Other things which one can consider are taking adequate fish oil and B vitamins in fairly high doses, so as to make sure your brain metabolism is as healthy and efficient as possible. Phosphadatylserine is thought to lower cortisol, and can be helpful in going to sleep easily, if taken at bedtime. Going out on a limb here, I take tianeptine, not because it is a good anti-depressant, but because research in a number of centers, on tree shrews, shows that stressed baby animals do not develop shrunken prefrontal lobes or hippocampuses, or a decrease in the number of receptors, if they are given tianeptine during the time they are stressed. It is thought to put a barrier between your brain and the excessive cortisol. I don't know of any similiar studies in human beings, but, knowing it's a safe drug, I decided to do an experiment on myself!

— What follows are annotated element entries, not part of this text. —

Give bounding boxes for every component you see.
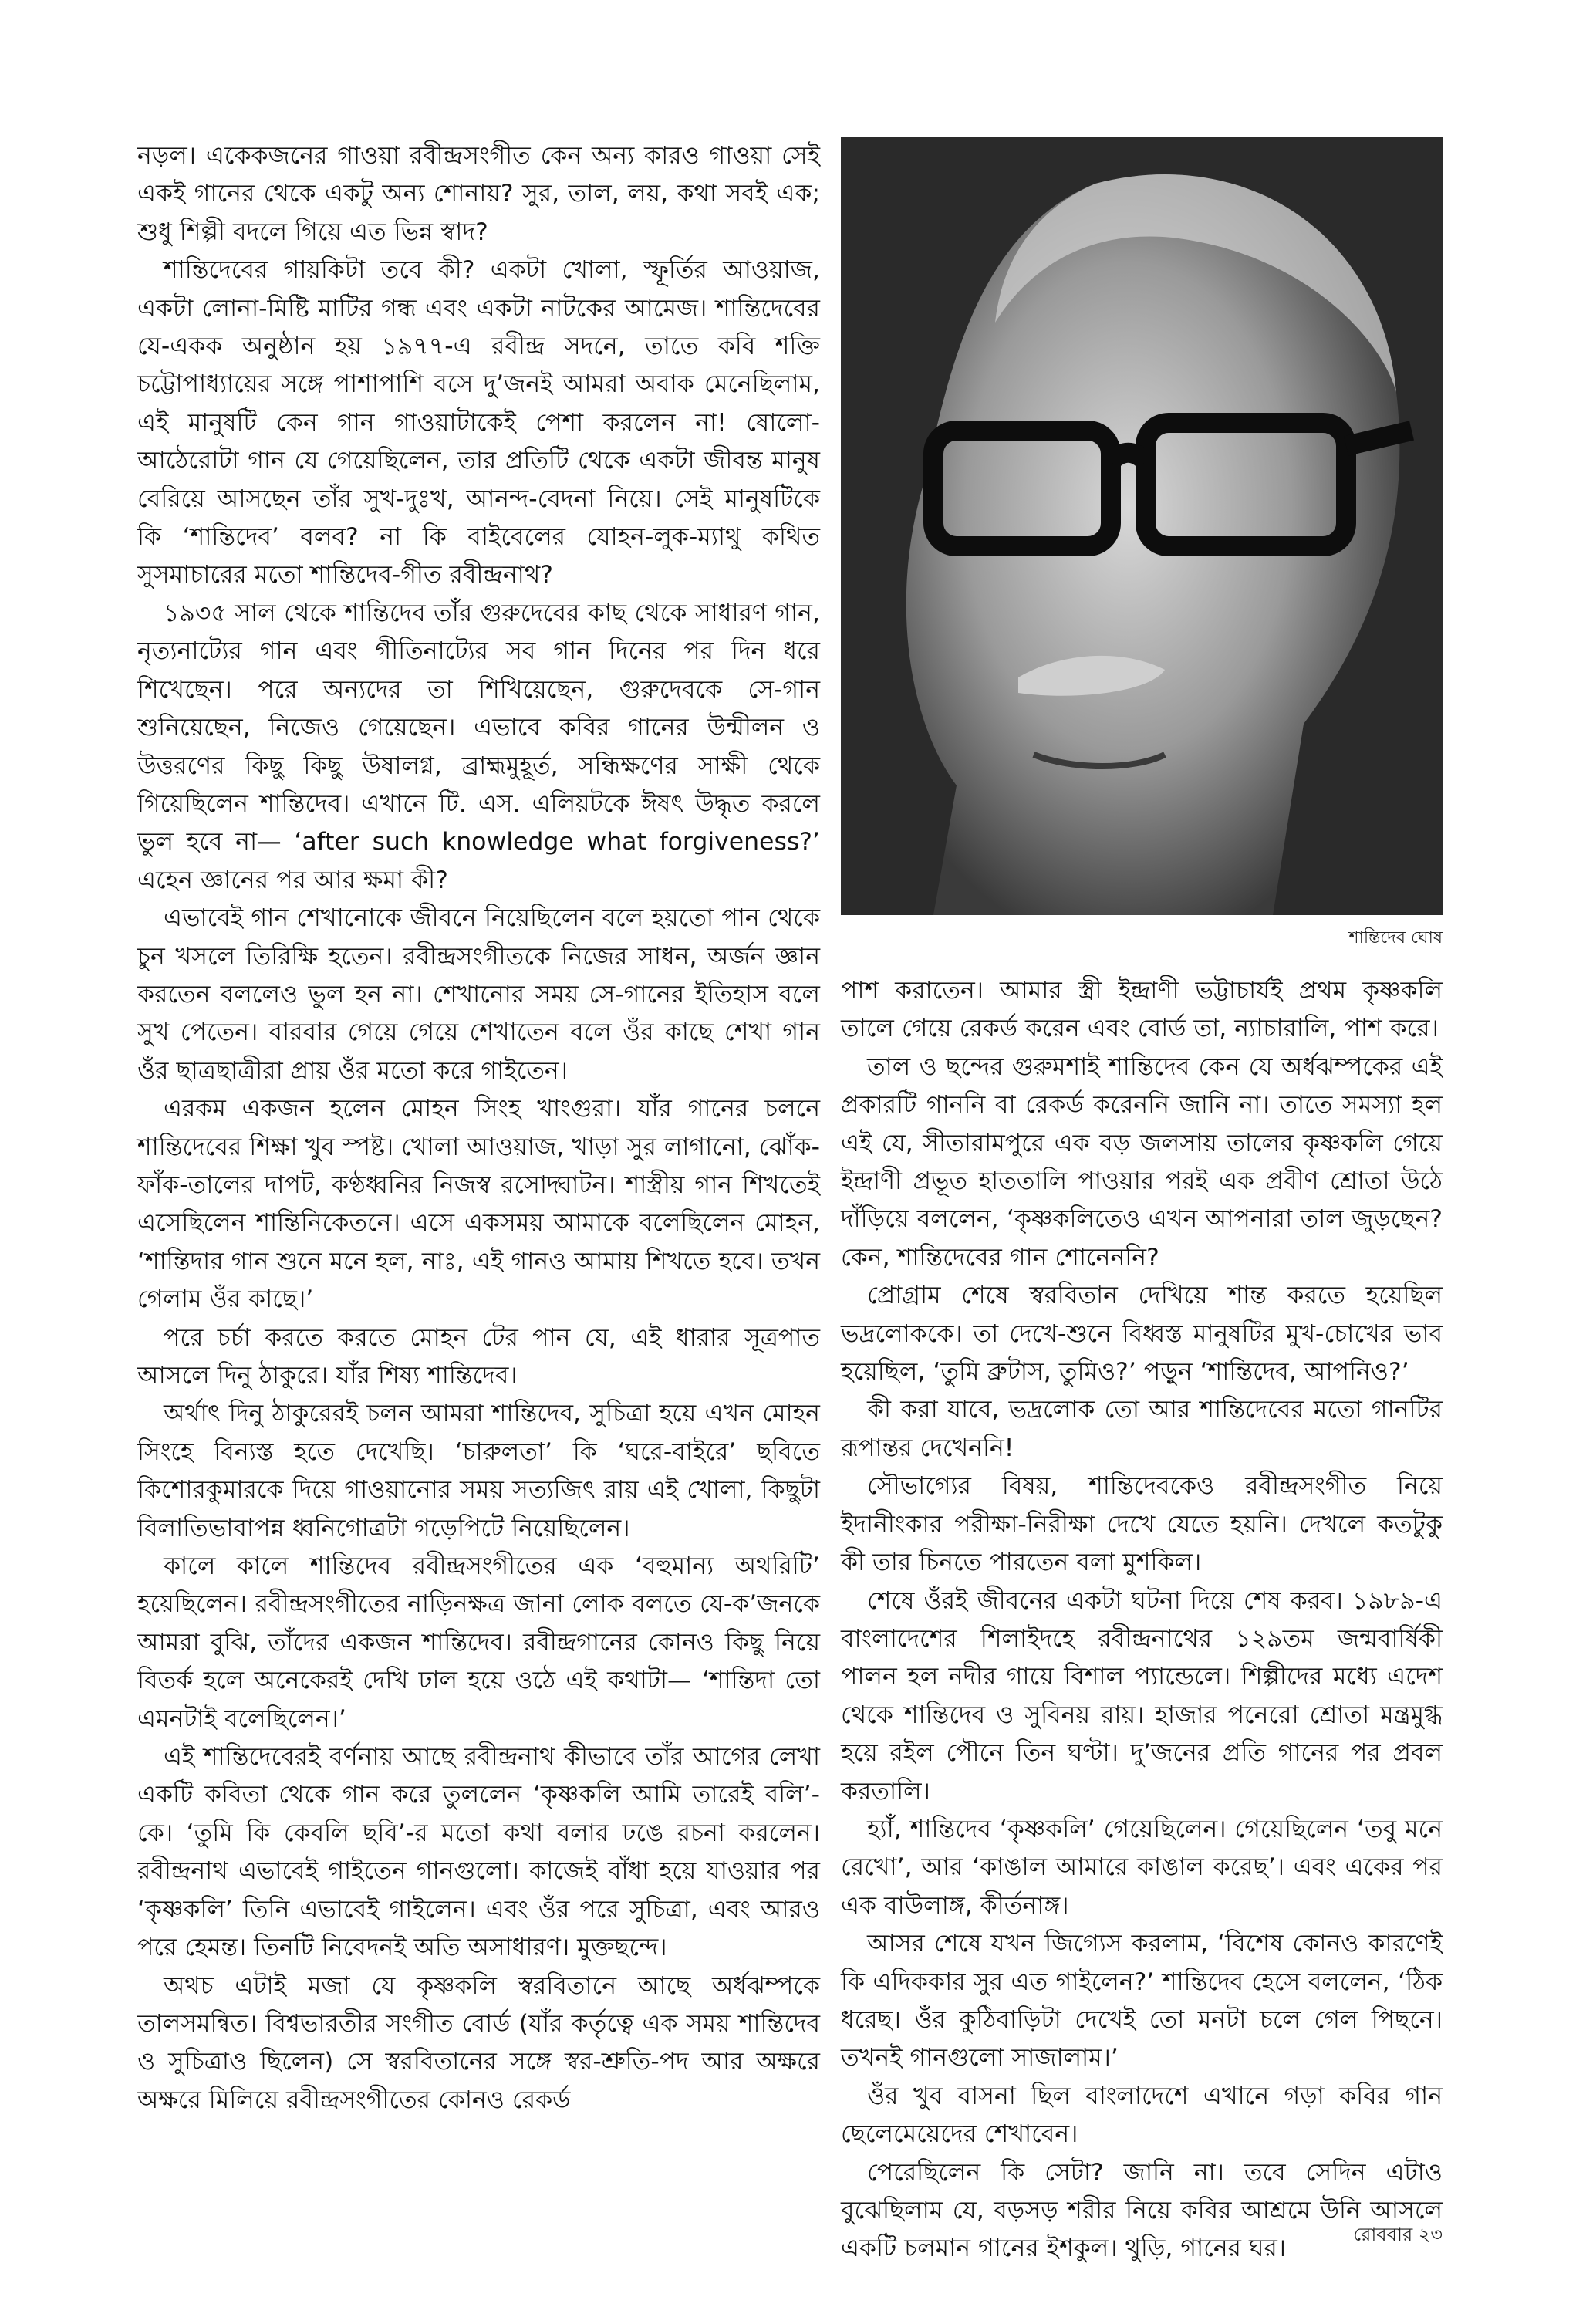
article-column-left: [137, 137, 820, 2120]
paragraph: হ্যাঁ, শান্তিদেব ‘কৃষ্ণকলি’ গেয়েছিলেন। গেয়েছিলেন ‘তবু মনে রেখো’, আর ‘কাঙাল আমারে কাঙাল করেছ’। এবং একের পর এক বাউলাঙ্গ, কীর্তনাঙ্গ।: [841, 1815, 1443, 1920]
portrait-illustration: [841, 137, 1443, 915]
paragraph: সৌভাগ্যের বিষয়, শান্তিদেবকেও রবীন্দ্রসংগীত নিয়ে ইদানীংকার পরীক্ষা-নিরীক্ষা দেখে যেতে হয়নি। দেখলে কতটুকু কী তার চিনতে পারতেন বলা মুশকিল।: [841, 1472, 1443, 1577]
paragraph: পাশ করাতেন। আমার স্ত্রী ইন্দ্রাণী ভট্টাচার্যই প্রথম কৃষ্ণকলি তালে গেয়ে রেকর্ড করেন এবং বোর্ড তা, ন্যাচারালি, পাশ করে।: [841, 977, 1443, 1043]
paragraph: তাল ও ছন্দের গুরুমশাই শান্তিদেব কেন যে অর্ধঝম্পকের এই প্রকারটি গাননি বা রেকর্ড করেননি জানি না। তাতে সমস্যা হল এই যে, সীতারামপুরে এক বড় জলসায় তালের কৃষ্ণকলি গেয়ে ইন্দ্রাণী প্রভূত হাততালি পাওয়ার পরই এক প্রবীণ শ্রোতা উঠে দাঁড়িয়ে বললেন, ‘কৃষ্ণকলিতেও এখন আপনারা তাল জুড়ছেন? কেন, শান্তিদেবের গান শোনেননি?: [841, 1052, 1443, 1272]
paragraph: আসর শেষে যখন জিগ্যেস করলাম, ‘বিশেষ কোনও কারণেই কি এদিককার সুর এত গাইলেন?’ শান্তিদেব হেসে বললেন, ‘ঠিক ধরেছ। ওঁর কুঠিবাড়িটা দেখেই তো মনটা চলে গেল পিছনে। তখনই গানগুলো সাজালাম।’: [841, 1930, 1443, 2072]
paragraph: শান্তিদেবের গায়কিটা তবে কী? একটা খোলা, স্ফূর্তির আওয়াজ, একটা লোনা-মিষ্টি মাটির গন্ধ এবং একটা নাটকের আমেজ। শান্তিদেবের যে-একক অনুষ্ঠান হয় ১৯৭৭-এ রবীন্দ্র সদনে, তাতে কবি শক্তি চট্টোপাধ্যায়ের সঙ্গে পাশাপাশি বসে দু’জনই আমরা অবাক মেনেছিলাম, এই মানুষটি কেন গান গাওয়াটাকেই পেশা করলেন না! ষোলো-আঠেরোটা গান যে গেয়েছিলেন, তার প্রতিটি থেকে একটা জীবন্ত মানুষ বেরিয়ে আসছেন তাঁর সুখ-দুঃখ, আনন্দ-বেদনা নিয়ে। সেই মানুষটিকে কি ‘শান্তিদেব’ বলব? না কি বাইবেলের যোহন-লুক-ম্যাথু কথিত সুসমাচারের মতো শান্তিদেব-গীত রবীন্দ্রনাথ?: [137, 256, 820, 589]
paragraph: কী করা যাবে, ভদ্রলোক তো আর শান্তিদেবের মতো গানটির রূপান্তর দেখেননি!: [841, 1396, 1443, 1462]
paragraph: এরকম একজন হলেন মোহন সিংহ খাংগুরা। যাঁর গানের চলনে শান্তিদেবের শিক্ষা খুব স্পষ্ট। খোলা আওয়াজ, খাড়া সুর লাগানো, ঝোঁক-ফাঁক-তালের দাপট, কণ্ঠধ্বনির নিজস্ব রসোদ্ঘাটন। শাস্ত্রীয় গান শিখতেই এসেছিলেন শান্তিনিকেতনে। এসে একসময় আমাকে বলেছিলেন মোহন, ‘শান্তিদার গান শুনে মনে হল, নাঃ, এই গানও আমায় শিখতে হবে। তখন গেলাম ওঁর কাছে।’: [137, 1095, 820, 1314]
paragraph: শেষে ওঁরই জীবনের একটা ঘটনা দিয়ে শেষ করব। ১৯৮৯-এ বাংলাদেশের শিলাইদহে রবীন্দ্রনাথের ১২৯তম জন্মবার্ষিকী পালন হল নদীর গায়ে বিশাল প্যান্ডেলে। শিল্পীদের মধ্যে এদেশ থেকে শান্তিদেব ও সুবিনয় রায়। হাজার পনেরো শ্রোতা মন্ত্রমুগ্ধ হয়ে রইল পৌনে তিন ঘণ্টা। দু’জনের প্রতি গানের পর প্রবল করতালি।: [841, 1586, 1443, 1805]
paragraph: পরে চর্চা করতে করতে মোহন টের পান যে, এই ধারার সূত্রপাত আসলে দিনু ঠাকুরে। যাঁর শিষ্য শান্তিদেব।: [137, 1323, 820, 1390]
paragraph: এভাবেই গান শেখানোকে জীবনে নিয়েছিলেন বলে হয়তো পান থেকে চুন খসলে তিরিক্ষি হতেন। রবীন্দ্রসংগীতকে নিজের সাধন, অর্জন জ্ঞান করতেন বললেও ভুল হন না। শেখানোর সময় সে-গানের ইতিহাস বলে সুখ পেতেন। বারবার গেয়ে গেয়ে শেখাতেন বলে ওঁর কাছে শেখা গান ওঁর ছাত্রছাত্রীরা প্রায় ওঁর মতো করে গাইতেন।: [137, 904, 820, 1085]
paragraph: অথচ এটাই মজা যে কৃষ্ণকলি স্বরবিতানে আছে অর্ধঝম্পকে তালসমন্বিত। বিশ্বভারতীর সংগীত বোর্ড (যাঁর কর্তৃত্বে এক সময় শান্তিদেব ও সুচিত্রাও ছিলেন) সে স্বরবিতানের সঙ্গে স্বর-শ্রুতি-পদ আর অক্ষরে অক্ষরে মিলিয়ে রবীন্দ্রসংগীতের কোনও রেকর্ড: [137, 1971, 820, 2114]
article-column-right: [841, 972, 1443, 2268]
paragraph: ওঁর খুব বাসনা ছিল বাংলাদেশে এখানে গড়া কবির গান ছেলেমেয়েদের শেখাবেন।: [841, 2082, 1443, 2149]
paragraph: প্রোগ্রাম শেষে স্বরবিতান দেখিয়ে শান্ত করতে হয়েছিল ভদ্রলোককে। তা দেখে-শুনে বিধ্বস্ত মানুষটির মুখ-চোখের ভাব হয়েছিল, ‘তুমি ব্রুটাস, তুমিও?’ পড়ুন ‘শান্তিদেব, আপনিও?’: [841, 1282, 1443, 1387]
paragraph: পেরেছিলেন কি সেটা? জানি না। তবে সেদিন এটাও বুঝেছিলাম যে, বড়সড় শরীর নিয়ে কবির আশ্রমে উনি আসলে একটি চলমান গানের ইশকুল। থুড়ি, গানের ঘর।: [841, 2158, 1443, 2263]
paragraph: কালে কালে শান্তিদেব রবীন্দ্রসংগীতের এক ‘বহুমান্য অথরিটি’ হয়েছিলেন। রবীন্দ্রসংগীতের নাড়িনক্ষত্র জানা লোক বলতে যে-ক’জনকে আমরা বুঝি, তাঁদের একজন শান্তিদেব। রবীন্দ্রগানের কোনও কিছু নিয়ে বিতর্ক হলে অনেকেরই দেখি ঢাল হয়ে ওঠে এই কথাটা— ‘শান্তিদা তো এমনটাই বলেছিলেন।’: [137, 1552, 820, 1733]
page-folio: রোববার ২৩: [1353, 2224, 1443, 2245]
paragraph: ১৯৩৫ সাল থেকে শান্তিদেব তাঁর গুরুদেবের কাছ থেকে সাধারণ গান, নৃত্যনাট্যের গান এবং গীতিনাট্যের সব গান দিনের পর দিন ধরে শিখেছেন। পরে অন্যদের তা শিখিয়েছেন, গুরুদেবকে সে-গান শুনিয়েছেন, নিজেও গেয়েছেন। এভাবে কবির গানের উন্মীলন ও উত্তরণের কিছু কিছু উষালগ্ন, ব্রাহ্মমুহূর্ত, সন্ধিক্ষণের সাক্ষী থেকে গিয়েছিলেন শান্তিদেব। এখানে টি. এস. এলিয়টকে ঈষৎ উদ্ধৃত করলে ভুল হবে না— ‘after such knowledge what forgiveness?’ এহেন জ্ঞানের পর আর ক্ষমা কী?: [137, 599, 820, 894]
portrait-photo: [841, 137, 1443, 915]
photo-caption: শান্তিদেব ঘোষ: [1348, 928, 1443, 948]
paragraph: নড়ল। একেকজনের গাওয়া রবীন্দ্রসংগীত কেন অন্য কারও গাওয়া সেই একই গানের থেকে একটু অন্য শোনায়? সুর, তাল, লয়, কথা সবই এক; শুধু শিল্পী বদলে গিয়ে এত ভিন্ন স্বাদ?: [137, 142, 820, 246]
paragraph: এই শান্তিদেবেরই বর্ণনায় আছে রবীন্দ্রনাথ কীভাবে তাঁর আগের লেখা একটি কবিতা থেকে গান করে তুললেন ‘কৃষ্ণকলি আমি তারেই বলি’-কে। ‘তুমি কি কেবলি ছবি’-র মতো কথা বলার ঢঙে রচনা করলেন। রবীন্দ্রনাথ এভাবেই গাইতেন গানগুলো। কাজেই বাঁধা হয়ে যাওয়ার পর ‘কৃষ্ণকলি’ তিনি এভাবেই গাইলেন। এবং ওঁর পরে সুচিত্রা, এবং আরও পরে হেমন্ত। তিনটি নিবেদনই অতি অসাধারণ। মুক্তছন্দে।: [137, 1743, 820, 1962]
paragraph: অর্থাৎ দিনু ঠাকুরেরই চলন আমরা শান্তিদেব, সুচিত্রা হয়ে এখন মোহন সিংহে বিন্যস্ত হতে দেখেছি। ‘চারুলতা’ কি ‘ঘরে-বাইরে’ ছবিতে কিশোরকুমারকে দিয়ে গাওয়ানোর সময় সত্যজিৎ রায় এই খোলা, কিছুটা বিলাতিভাবাপন্ন ধ্বনিগোত্রটা গড়েপিটে নিয়েছিলেন।: [137, 1400, 820, 1542]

In a few years, we will have CRH antagonists which will probably prevent the axis dysregulation from occuring. Mefipristone is now being fast-tracked in studies as an AD which can rapidly return cortisol metabolism to normal.

Don't forget, thyroid abnormalities usually occur simultaneously with the cortisol abnormalities. Even if your TSH, etc. is normal, you can obtain an antidepressant effect by making sure that the TSH is at the lowest range by taking supplemental T3 and T4 in low doses.